It’s not often that live tadpoles are delivered to someone’s workplace. But that’s exactly what Patrick Mineo, assistant professor of biology at Elmhurst University, needed for his recent research. He was studying how the microbial communities that live in the gut of amphibians impact the animals’ ability to tolerate high temperatures.
Mineo’s work, made possible by a Faculty Research Grant from Elmhurst’s Faculty Development Committee, was published earlier this spring in the prestigious academic journal Nature Ecology & Evolution.
Mineo had been thinking for a few years about how microbes affect the ability of amphibians to survive in different temperatures, but his interest was rekindled when he read a paper on a similar topic in 2018 from the biological sciences department at the University of Pittsburgh. He emailed the authors, Ph.D. student Samantha Fontaine and Assistant Professor Kevin Kohl, met them at a conference, then began to work with them on these questions.
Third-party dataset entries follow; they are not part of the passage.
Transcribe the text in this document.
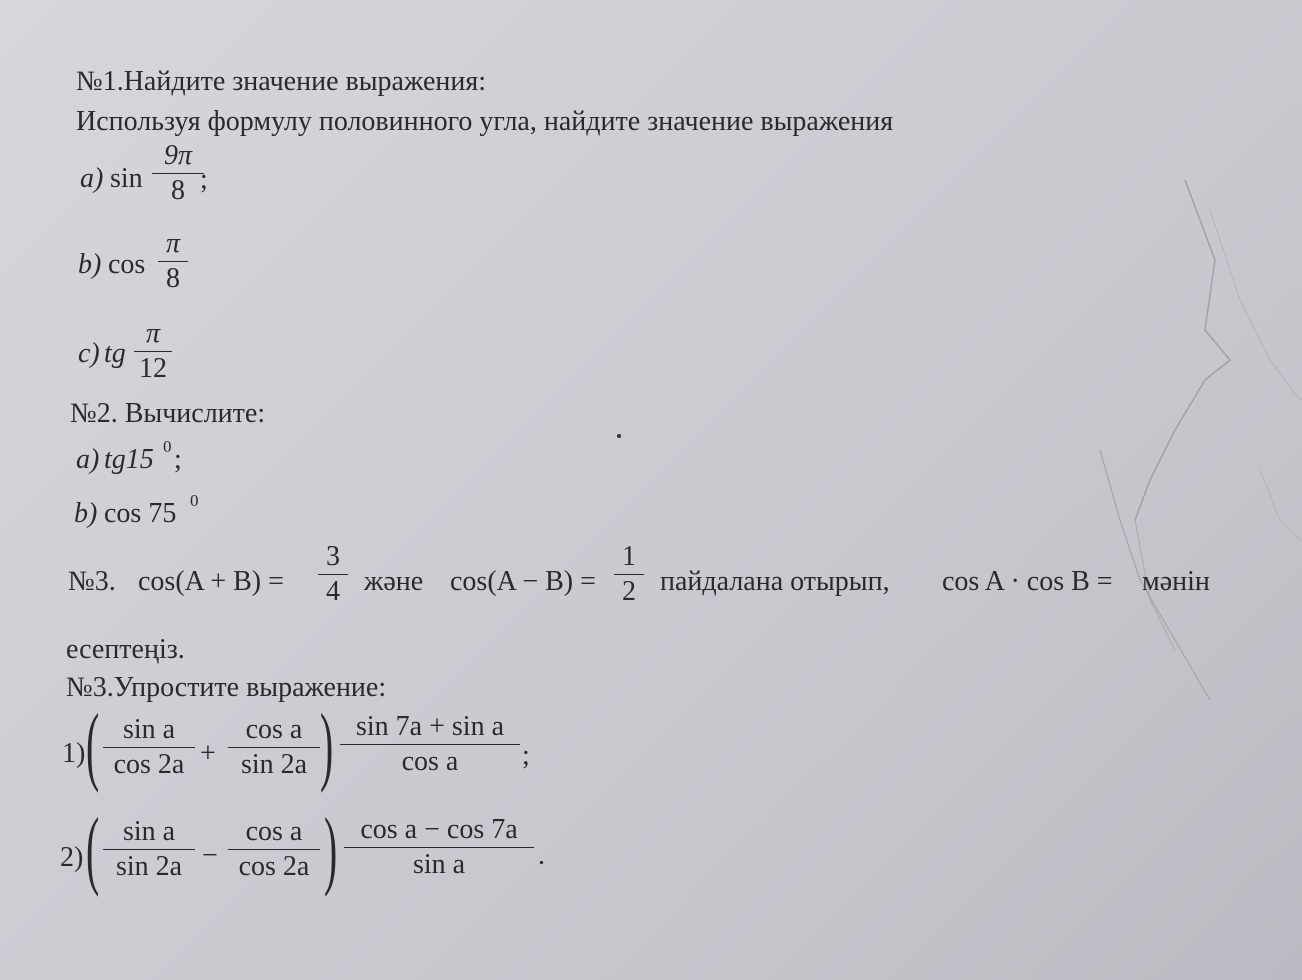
№1.Найдите значение выражения:
Используя формулу половинного угла, найдите значение выражения
a) sin
9π
8 ;
b) cos
π
8
c) tg
π
12
№2. Вычислите:
a) tg15 0 ;
b) cos 75 0
№3. cos(A + B) =
3
4 және cos(A − B) =
1
2 пайдалана отырып, cos A · cos B = мәнін
есептеңіз.
№3.Упростите выражение:
1) ( sin a
cos 2a +
cos a
sin 2a ) sin 7a + sin a
cos a	;
2) ( sin a
sin 2a −
cos a
cos 2a ) cos a − cos 7a
sin a	.
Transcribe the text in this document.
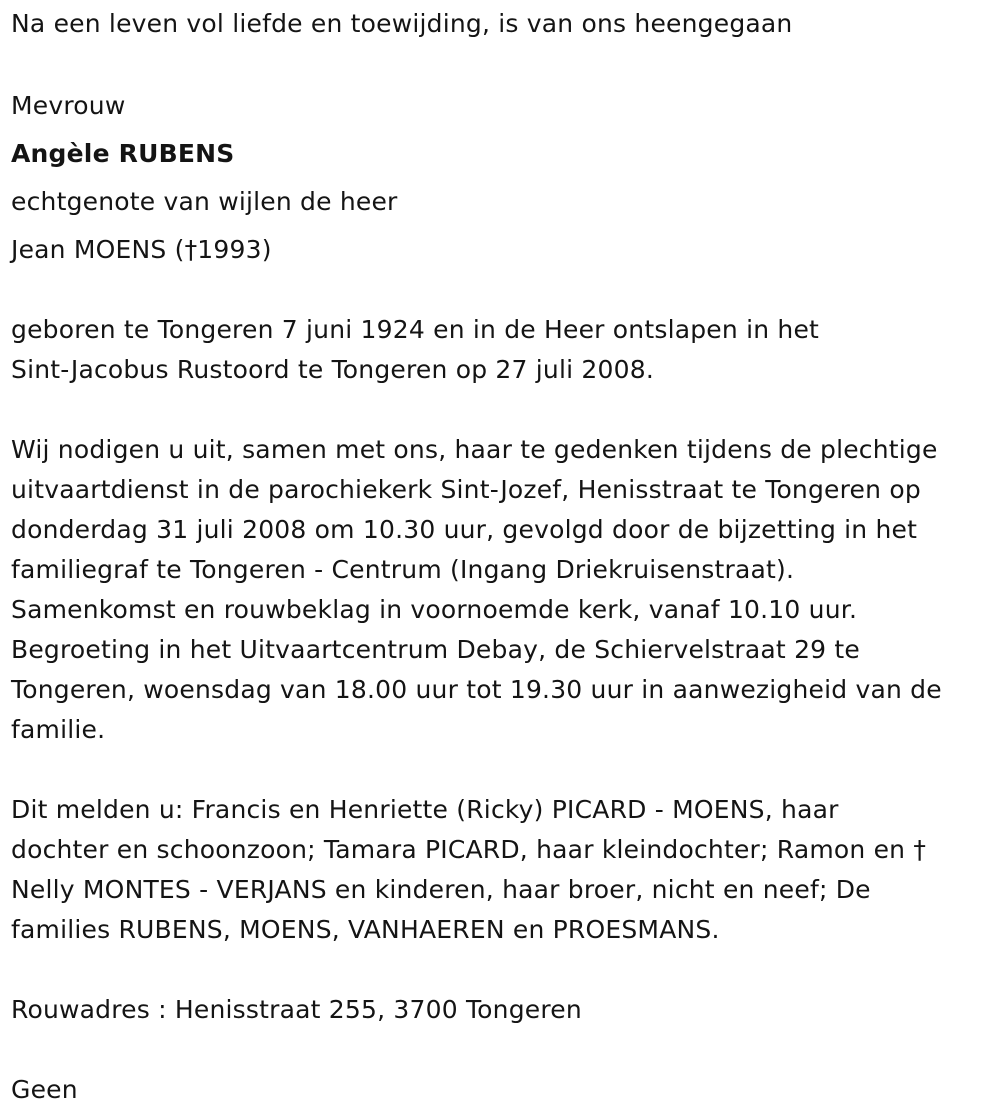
Na een leven vol liefde en toewijding, is van ons heengegaan
Mevrouw
Angèle RUBENS
echtgenote van wijlen de heer
Jean MOENS (†1993)
geboren te Tongeren 7 juni 1924 en in de Heer ontslapen in het
Sint-Jacobus Rustoord te Tongeren op 27 juli 2008.
Wij nodigen u uit, samen met ons, haar te gedenken tijdens de plechtige
uitvaartdienst in de parochiekerk Sint-Jozef, Henisstraat te Tongeren op
donderdag 31 juli 2008 om 10.30 uur, gevolgd door de bijzetting in het
familiegraf te Tongeren - Centrum (Ingang Driekruisenstraat).
Samenkomst en rouwbeklag in voornoemde kerk, vanaf 10.10 uur.
Begroeting in het Uitvaartcentrum Debay, de Schiervelstraat 29 te
Tongeren, woensdag van 18.00 uur tot 19.30 uur in aanwezigheid van de
familie.
Dit melden u: Francis en Henriette (Ricky) PICARD - MOENS, haar
dochter en schoonzoon; Tamara PICARD, haar kleindochter; Ramon en †
Nelly MONTES - VERJANS en kinderen, haar broer, nicht en neef; De
families RUBENS, MOENS, VANHAEREN en PROESMANS.
Rouwadres : Henisstraat 255, 3700 Tongeren
Geen
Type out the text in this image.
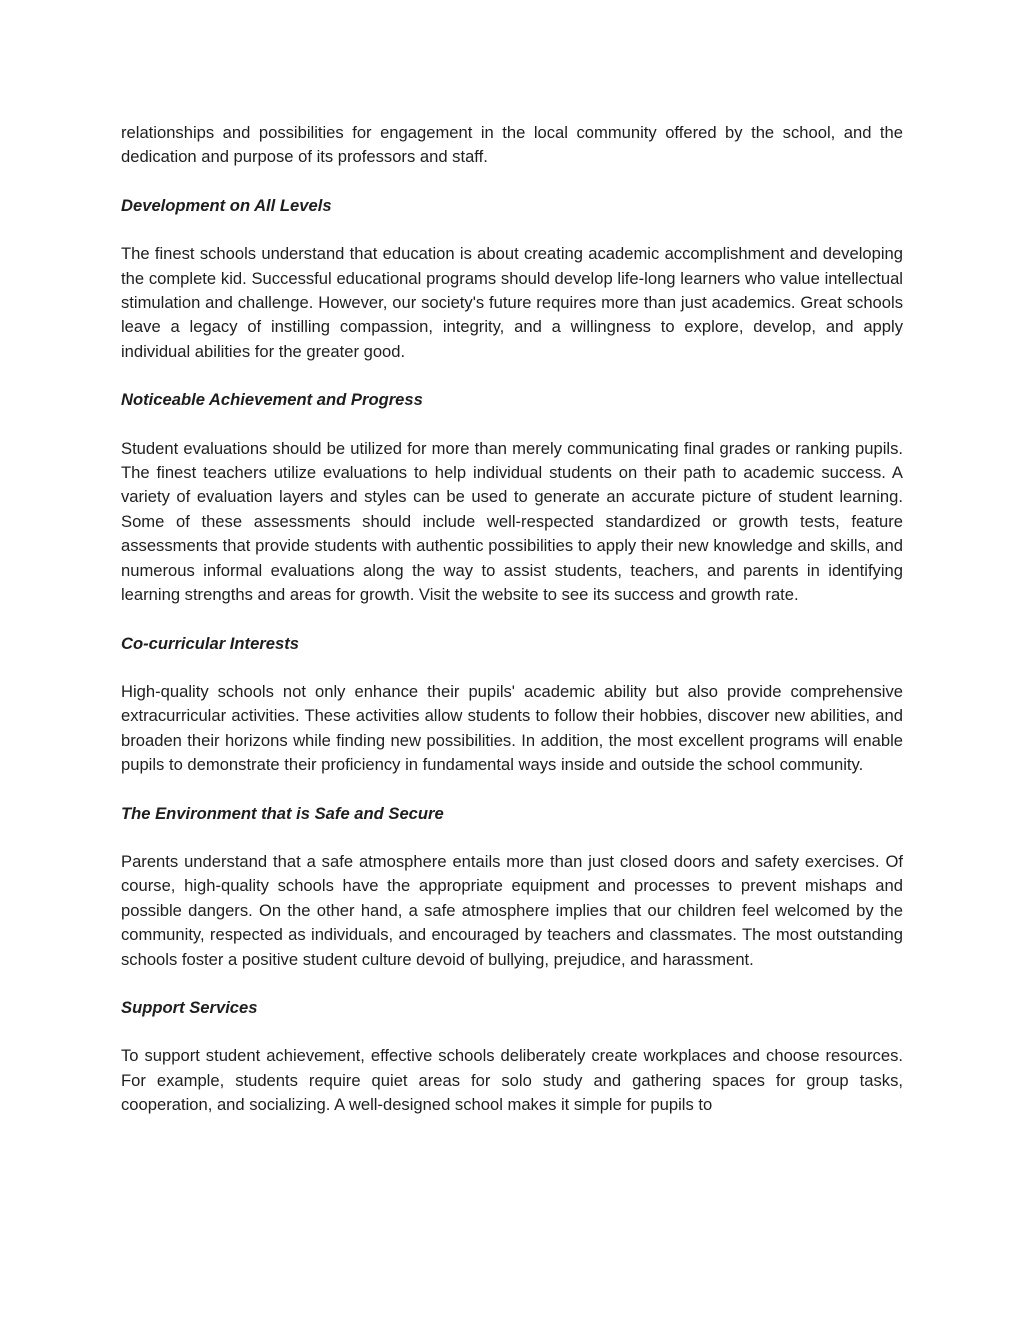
relationships and possibilities for engagement in the local community offered by the school, and the dedication and purpose of its professors and staff.

Development on All Levels

The finest schools understand that education is about creating academic accomplishment and developing the complete kid. Successful educational programs should develop life-long learners who value intellectual stimulation and challenge. However, our society's future requires more than just academics. Great schools leave a legacy of instilling compassion, integrity, and a willingness to explore, develop, and apply individual abilities for the greater good.

Noticeable Achievement and Progress

Student evaluations should be utilized for more than merely communicating final grades or ranking pupils. The finest teachers utilize evaluations to help individual students on their path to academic success. A variety of evaluation layers and styles can be used to generate an accurate picture of student learning. Some of these assessments should include well-respected standardized or growth tests, feature assessments that provide students with authentic possibilities to apply their new knowledge and skills, and numerous informal evaluations along the way to assist students, teachers, and parents in identifying learning strengths and areas for growth. Visit the website to see its success and growth rate.

Co-curricular Interests

High-quality schools not only enhance their pupils' academic ability but also provide comprehensive extracurricular activities. These activities allow students to follow their hobbies, discover new abilities, and broaden their horizons while finding new possibilities. In addition, the most excellent programs will enable pupils to demonstrate their proficiency in fundamental ways inside and outside the school community.

The Environment that is Safe and Secure

Parents understand that a safe atmosphere entails more than just closed doors and safety exercises. Of course, high-quality schools have the appropriate equipment and processes to prevent mishaps and possible dangers. On the other hand, a safe atmosphere implies that our children feel welcomed by the community, respected as individuals, and encouraged by teachers and classmates. The most outstanding schools foster a positive student culture devoid of bullying, prejudice, and harassment.

Support Services

To support student achievement, effective schools deliberately create workplaces and choose resources. For example, students require quiet areas for solo study and gathering spaces for group tasks, cooperation, and socializing. A well-designed school makes it simple for pupils to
For the study, the three raised tadpoles in normal pond water or sterile water. They found that the tadpoles in sterile water had reduced microbiomes and could not tolerate higher temperatures. “Their survival was reduced at higher temperatures. Their locomotive performance—a measure of their ability to escape a predator—was impaired at high temperatures,” Mineo said. “And we found evidence that components of their energy metabolism were also lower in the depleted animals.”
The findings point to a warming climate as a threat to not just tadpoles, but amphibians in general because they are so sensitive to their environments.
“The collaboration with the University of Pittsburgh allowed us to address high-impact questions that require expertise to come together between different sub-disciplines in biology,” Mineo said.